I knew I should say something, but I didn’t know what. So, I vaguely nodded, made an unclear gesture with my hand.
The girl with the braces, Lisa, who Miguelito had interviewed in our movie, came walking up pushing a scooter and said, “Hey.” Then she told us there were no new dog deaths, smiling metallic and wide as she knew we’d be thankful for the info. And we were. But also, it was hard to think about anything other than Grandma or the feeling of guilt roiling in me; the flashing sun off a passing car made me think of the police the night they’d come by. I closed my eyes and thought about our film, then about how unreal this moment felt, perching here with Migeulito, like we were filming again, setting up a shot, though this time of ourselves.

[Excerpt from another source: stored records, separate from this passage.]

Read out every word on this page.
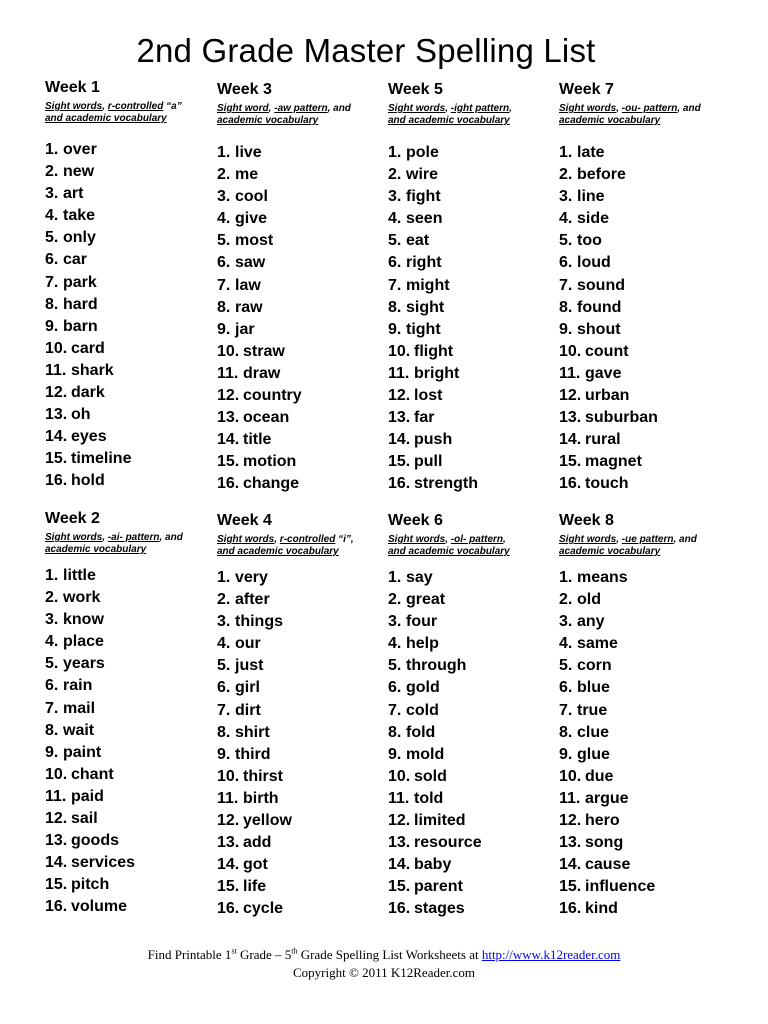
2nd Grade Master Spelling List
Week 1
Sight words, r-controlled “a”
and academic vocabulary
1. over
2. new
3. art
4. take
5. only
6. car
7. park
8. hard
9. barn
10. card
11. shark
12. dark
13. oh
14. eyes
15. timeline
16. hold
Week 2
Sight words, -ai- pattern, and
academic vocabulary
1. little
2. work
3. know
4. place
5. years
6. rain
7. mail
8. wait
9. paint
10. chant
11. paid
12. sail
13. goods
14. services
15. pitch
16. volume
Week 3
Sight word, -aw pattern, and
academic vocabulary
1. live
2. me
3. cool
4. give
5. most
6. saw
7. law
8. raw
9. jar
10. straw
11. draw
12. country
13. ocean
14. title
15. motion
16. change
Week 4
Sight words, r-controlled “i”,
and academic vocabulary
1. very
2. after
3. things
4. our
5. just
6. girl
7. dirt
8. shirt
9. third
10. thirst
11. birth
12. yellow
13. add
14. got
15. life
16. cycle
Week 5
Sight words, -ight pattern,
and academic vocabulary
1. pole
2. wire
3. fight
4. seen
5. eat
6. right
7. might
8. sight
9. tight
10. flight
11. bright
12. lost
13. far
14. push
15. pull
16. strength
Week 6
Sight words, -ol- pattern,
and academic vocabulary
1. say
2. great
3. four
4. help
5. through
6. gold
7. cold
8. fold
9. mold
10. sold
11. told
12. limited
13. resource
14. baby
15. parent
16. stages
Week 7
Sight words, -ou- pattern, and
academic vocabulary
1. late
2. before
3. line
4. side
5. too
6. loud
7. sound
8. found
9. shout
10. count
11. gave
12. urban
13. suburban
14. rural
15. magnet
16. touch
Week 8
Sight words, -ue pattern, and
academic vocabulary
1. means
2. old
3. any
4. same
5. corn
6. blue
7. true
8. clue
9. glue
10. due
11. argue
12. hero
13. song
14. cause
15. influence
16. kind
Find Printable 1st Grade – 5th Grade Spelling List Worksheets at http://www.k12reader.com
Copyright © 2011 K12Reader.com
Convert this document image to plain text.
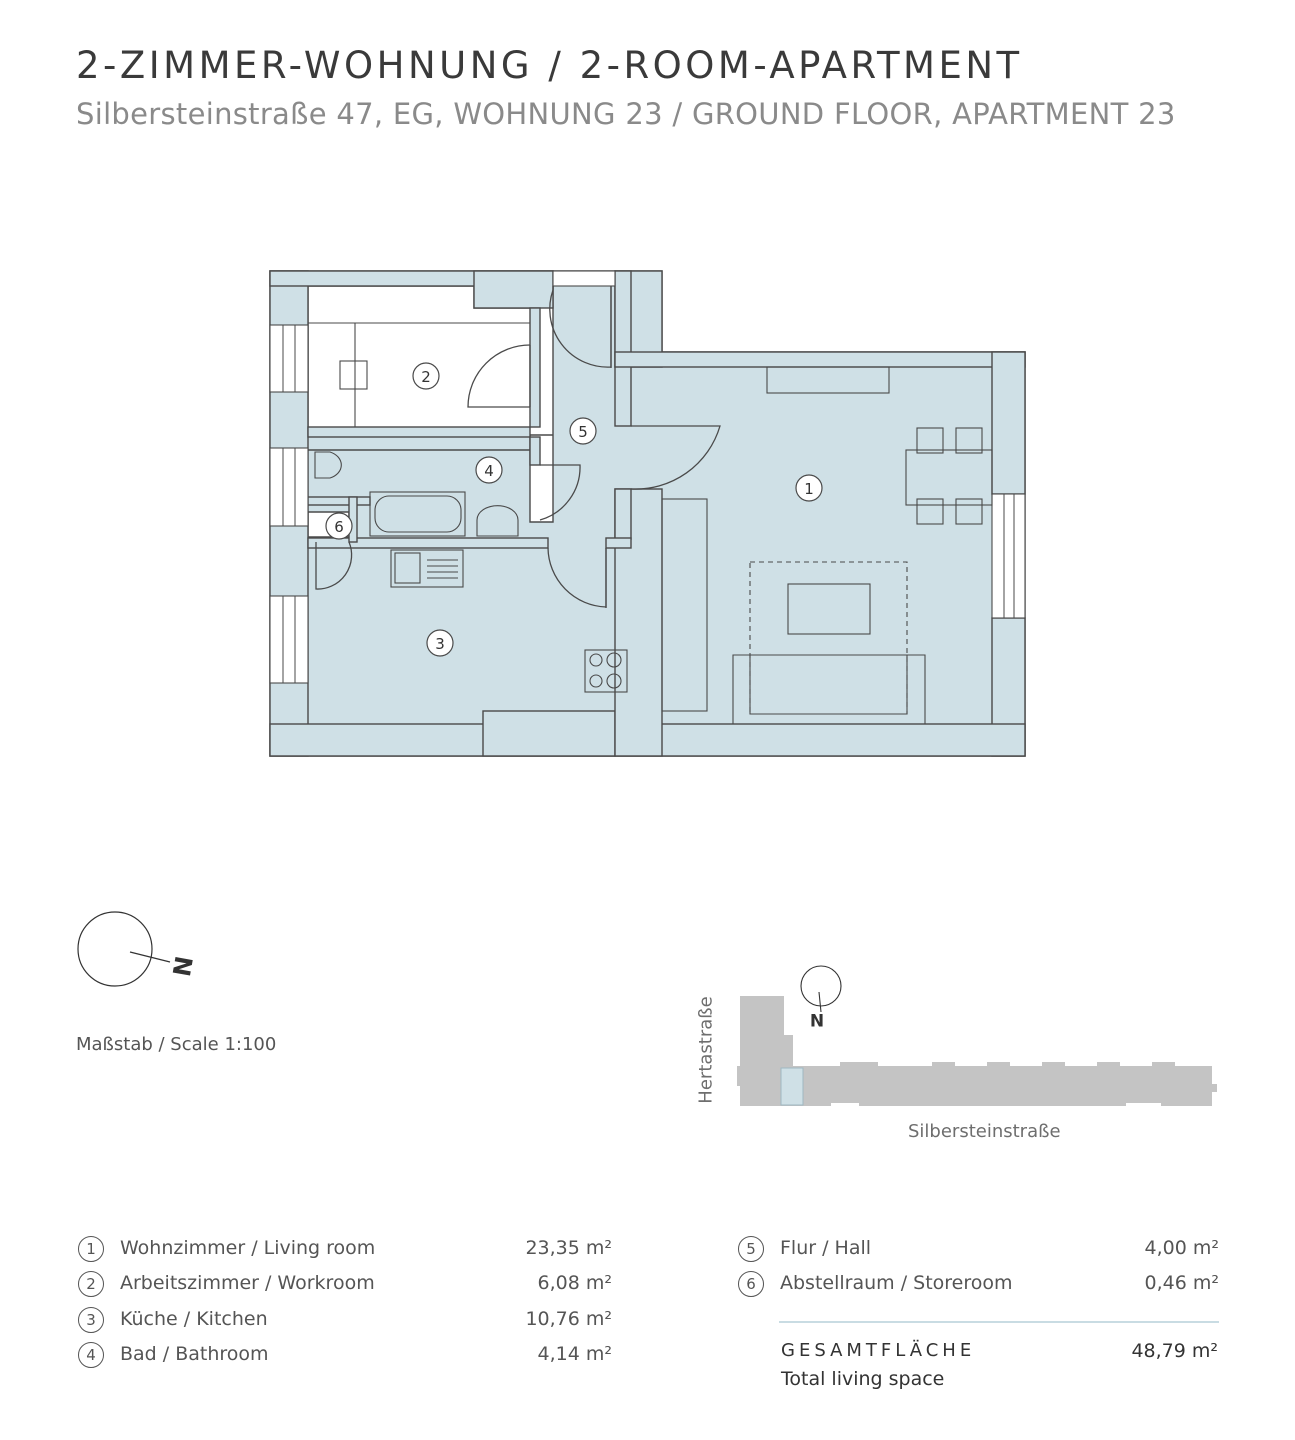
2-ZIMMER-WOHNUNG / 2-ROOM-APARTMENT
Silbersteinstraße 47, EG, WOHNUNG 23 / GROUND FLOOR, APARTMENT 23
1
2
3
4
5
6
N
N
Silbersteinstraße
Hertastraße
Maßstab / Scale 1:100
1	Wohnzimmer / Living room	23,35 m²
2	Arbeitszimmer / Workroom	6,08 m²
3	Küche / Kitchen	10,76 m²
4	Bad / Bathroom	4,14 m²
5	Flur / Hall	4,00 m²
6	Abstellraum / Storeroom	0,46 m²
GESAMTFLÄCHE
Total living space
48,79 m²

I heard the girl ask if I was okay.
I hadn’t realized I was crying, but now I felt how hard it was coming down. Miguelito took my hand again then leaned his head against my shoulder.
My mom would of course find Grandma, though only after hours of searching, at a derelict bus stop in the South Valley. But we didn’t know that yet. Didn’t know we’d be lucky again. I stood up and went inside, not caring if I seemed rude to the girl, or like a cry baby. I clomped up the steps to our third-floor apartment and looked around at the empty living room. Then I walked past the couch and the hall to the bathroom. When my mom finally got home, I’d have stopped crying, but she would find me still sitting in the shower stall, probably clarifying to her all she needed to know.